他の展示では、コンクリートを加飾する「べトンフィット」のサンプル陳列もあった。べトンフィットは、従来の型押し手法と異なり、金型が不要なため工期短縮につながり、コンクリに表情を加えることで建物に新たな価値を提供することが期待される。
加工工程は、コンクリ型枠の底に特殊インクで模様を印刷したべトンフィットを敷く。その上にコンクリを流し込み、養生後に取り出して、表面を水洗いする。特殊インキの絵柄部分は、コンクリ硬化が遅延するため、水で洗い流すと硬化していない部分が流され、凹凸が浮き出る仕組み。

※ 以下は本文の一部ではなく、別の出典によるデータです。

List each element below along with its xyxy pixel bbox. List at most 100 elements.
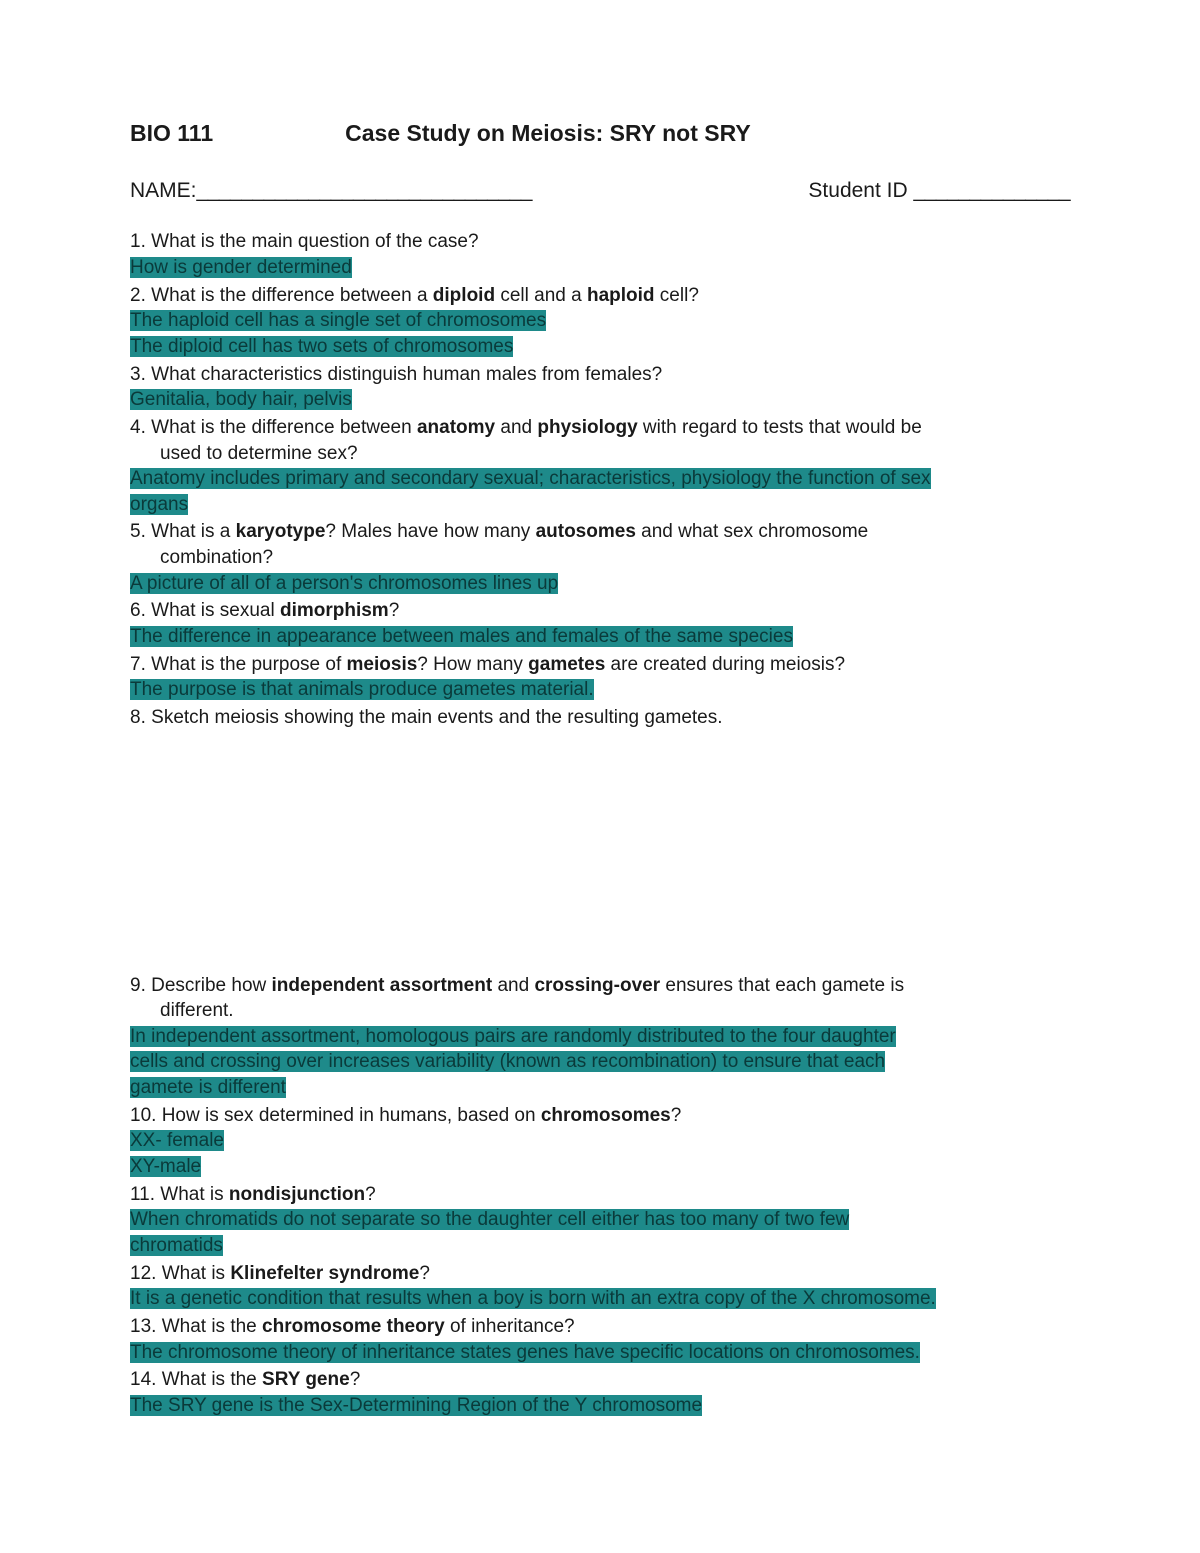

シートの構成はクラフト紙をポリエチレン樹脂層で挟み、表面に特殊インキという層から成る。絵柄サイズは幅1100×高さ1700mm(ミリ)。設計価格は200m2(平方メートル)受注時で、2万円/m2。
また、建設現場での作業員の動きを可視化する「ID-Watchy(アイディーウォッチー)」、2019年2月20日から三越伊勢丹の伊勢丹新宿店で実証実験が行われたフルカラー電子ペーパーを使用したデジタルPOPも紹介した。
ID-Watchyは、従業員にビーコンを携帯させ、センサーでその位置を把握。位置情報とカメラ映像を組み合わせ、誰が、いつ、どこに、どの状態にあるのかを見える化する。センシングは、ネットワークカメラ、照明、ビーコンセンサーの1台3役をこなす一体機を屋外も含めた現場のエリアごとに設置する。
危険エリアへの立ち入りが管理しづらい建設現場で、センサーを特定エリアに置くことで、作業員が侵入したらメールで通知。物理的なゲートを設けずとも出入り管理が可能になる。万一事故が起きた際は、現場の状況が映像で確認でき、マスクなどをしていて顔が見えなくても、位置情報で人物を特定する。人員配置でも、エリアごとの人数や作業時間を割り出し、一目で分かるグラフで表示されるため、最適な人員配置の計画が立てられるようになる。
また、ビーコンは、ホシデンのバイタルモニター「MEDiTAG」も使うことができ、生体センサーシステム「ID-Watchy Bio」としても提供している。この生体センサーをプラスすることで、歩数、ストレス、転倒検知などを取得して、作業員の健康状態チェックや見守りに役立てられる。
プロトタイプの電子ペーパーパネルは、台湾のE Inkの「Advanced Color ePaper」がベースで、シアン、マゼンダ、イエロー、ホワイトの4色帯電顔料で、従来品に比べ、1.5倍以上の反射率と数倍の色再現域により、3万2000色をフルカラー表示する。凸版印刷では、この電子ペーパー用いたデジタルPOPを開発した。
これまでのアナログPOPでは、制作時に出力物の裁断、パネル貼り、什器への取り付け、イベント終了や展開替えの度に廃棄物が発生していた。電子ペーパーであれば設置の手間も削減され、表示内容を変えるだけなので紙の廃棄も無くなる。
また、電子ペーパーパネルは、表示に電力を必要としないため、電源コンセントや電源コードは不要。コードに足を取られるなどの転倒リスクが無くなり、簡単にレイアウト変更にも応えられる。